Ag Today September 28, 2016

Winery mergers and acquisitions expected to continue on California’s North Coast

BILL SWINDELL

THE PRESS DEMOCRAT | September 27, 2016, 7:27PM
NAPA — The North Coast wine industry will continue to experience mergers and acquisitions over the next few years as major wine companies seek to expand their presence in the premium American wine market, two top executives said Tuesday.

Roger Nabedian, general manager for the premium wine division at E&J Gallo Winery, and Hugh Reimers, president of Jackson Family Wines, said they expect more deals as the premium segment of the wine market continues its strong growth.

North Coast vintners have been successful in the marketplace with their premium offerings as the sales bottles priced $14 and above has increased 27 percent from 2011 to 2015 to a total of $4.1 billion.

“We joke we are a real estate company designed as a wine company,” Reimers said Tuesday at the annual Wine Industry Financial Symposium held at the Napa Valley Marriott.

Jackson Family Wines has already made three purchases this year: Field Stone Winery and Copain Wines in Healdsburg and Penner-Ash Wine Cellars, a well-regarded pinot noir producer in Oregon’s Willamette Valley.

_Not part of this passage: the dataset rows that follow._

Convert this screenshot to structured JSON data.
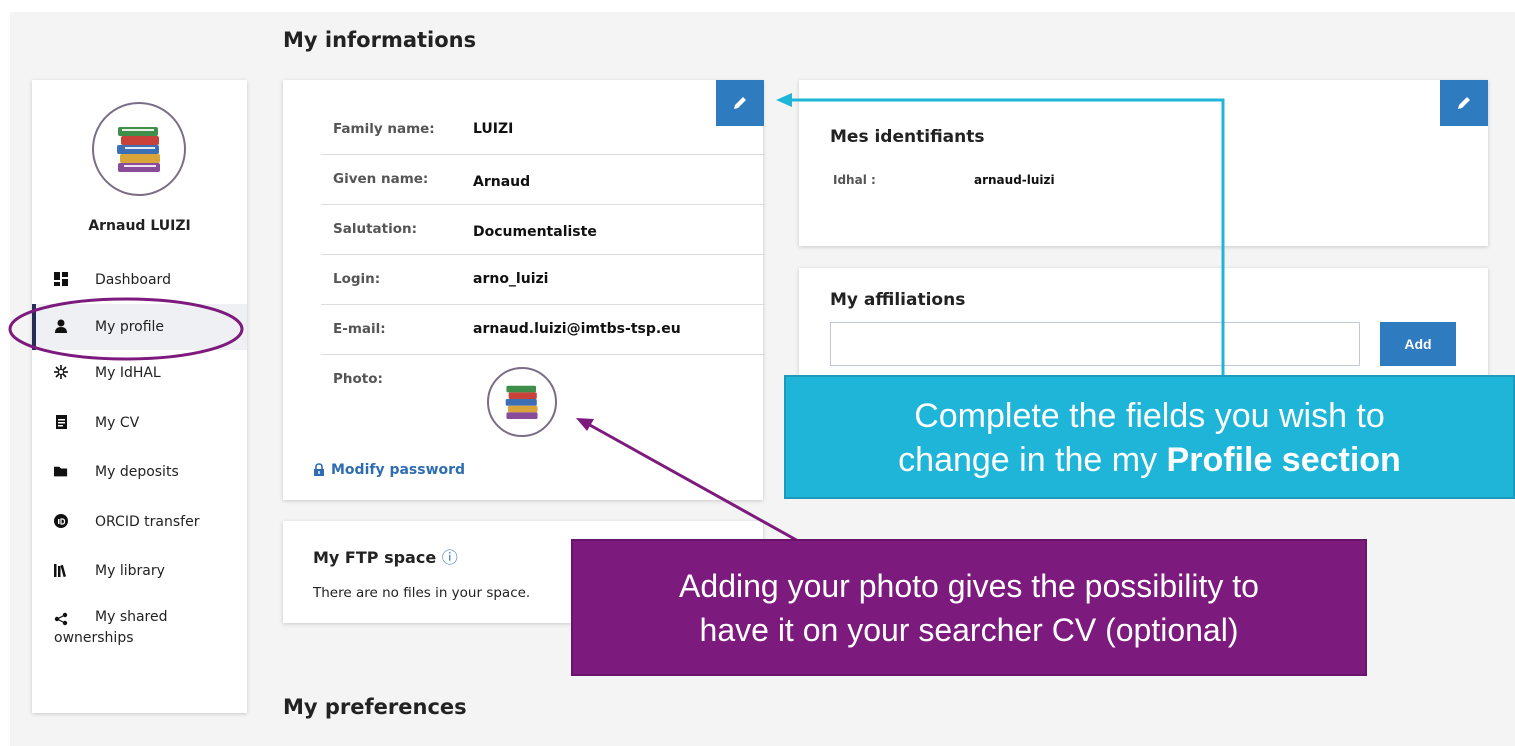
{
  "page": {
    "title": "My informations",
    "preferences_title": "My preferences"
  },
  "sidebar": {
    "user_name": "Arnaud LUIZI",
    "items": [
      {
        "label": "Dashboard",
        "icon": "dashboard-icon"
      },
      {
        "label": "My profile",
        "icon": "user-icon",
        "active": true
      },
      {
        "label": "My IdHAL",
        "icon": "idhal-icon"
      },
      {
        "label": "My CV",
        "icon": "cv-icon"
      },
      {
        "label": "My deposits",
        "icon": "folder-icon"
      },
      {
        "label": "ORCID transfer",
        "icon": "orcid-icon"
      },
      {
        "label": "My library",
        "icon": "library-icon"
      },
      {
        "label": "My shared",
        "label2": "ownerships",
        "icon": "share-icon"
      }
    ]
  },
  "info": {
    "rows": [
      {
        "label": "Family name:",
        "value": "LUIZI"
      },
      {
        "label": "Given name:",
        "value": "Arnaud"
      },
      {
        "label": "Salutation:",
        "value": "Documentaliste"
      },
      {
        "label": "Login:",
        "value": "arno_luizi"
      },
      {
        "label": "E-mail:",
        "value": "arnaud.luizi@imtbs-tsp.eu"
      }
    ],
    "photo_label": "Photo:",
    "modify_password": "Modify password"
  },
  "identifiants": {
    "title": "Mes identifiants",
    "idhal_label": "Idhal :",
    "idhal_value": "arnaud-luizi"
  },
  "affiliations": {
    "title": "My affiliations",
    "input_value": "",
    "add_label": "Add"
  },
  "ftp": {
    "title": "My FTP space",
    "info_icon": "ⓘ",
    "empty_text": "There are no files in your space."
  },
  "callouts": {
    "blue_line1": "Complete the fields you wish to",
    "blue_line2_pre": "change in the my ",
    "blue_line2_bold": "Profile section",
    "purple_line1": "Adding your photo gives the possibility to",
    "purple_line2": "have it on your searcher CV (optional)"
  },
  "colors": {
    "accent": "#2f7bbf",
    "callout_blue": "#1fb5d8",
    "callout_purple": "#7d1a7d",
    "nav_active": "#252d55"
  }
}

Jackson focuses on deals from $5 million to $30 million, Reimers said.

Gallo, the country’s largest vintner, had a very busy 2015 with four deals, which included buying the Asti winery and its 275 planted acres and the Souverain brand from Treasury Wine Estates. It also acquired J Vineyards & Winery in Healdsburg from Judy Jordan for an estimated $90 million, according to one source.

“If you look at what the Gallo family has done going back all the way to the 1940s, it’s really trying to think about long-term growth and how to set the company up for success a generation at the time,” Nabedian said.

The dealmaking has been spurred in the aftermath of the Great Recession as vineyard prices have increased dramatically. Winery owners preparing for retirement have found ready buyers as they formulate succession plans. That was the case in April when Ste. Michelle Wine Estates in Woodinville, Wash., bought Sonoma’s Patz & Hall winery to bulk up its North Coast portfolio. One industry source put the deal at $45 million.

“I do think we are seeing another generational change, particularly up here in the North Coast. Entrepreneurs who started their business in the 1960s, 1970s, and maybe early 1980s that don’t have a line of sight or interest in their family for succession are looking for a way to have their brands live on,” Nabedian said.

Gallo has benefited from its recent purchases as retail sales of the J brand have grown by 89 percent over the last six months, according to Nielsen. “We had a lot of admiration of what Judy Jordan had built there and felt that we could be good stewards of it and grow it over the long term,” Nabedian said.

 

 

 

 

 

The other driver is the rapid growth of the premium wine market, which is attracting new buyers. For example, The Wine Group, which is known for its portfolio of low-priced wines, last year bought the Benziger Family Winery, a pioneer in green farming practices in the Sonoma Valley.

“There’s some big players who have been notably absent up until this point and at some point there’s going to be a lot of pressure with this premiumization for them to get into the game,” Reimers said.

Constellation Brands, the third-largest wine company, has focused on buying brands, not vineyards, such as Meiomi and The Prisoner. Those two deals totaled $600 million. Private equity investors also are getting into the market: TSG Consumer Partners, a San Francisco-based equity investor in consumer brands, bought Duckhorn Wine Co. and GI Partners bought Far Niente Wine Estates in St. Helena this year.

“We might see more activity from these equity funds,” said Robert Nicholson, president of International Wine Associates in Healdsburg, who moderated the session.

Nabedian cautioned attendees that competition from international companies would make it more difficult for U.S. vintners, especially given a strong dollar. He noted that Spanish vintners are replanting vineyards with cabernet sauvignon as opposed to their more traditional varietals.

Imported wines accounted for 31 percent of sales in the U.S. retail market last year.

“If you are doing business globally and you are talking to wineries outside the United States, they all want to sell more wine in the United States. They see the same trends we see,” Nabedian said.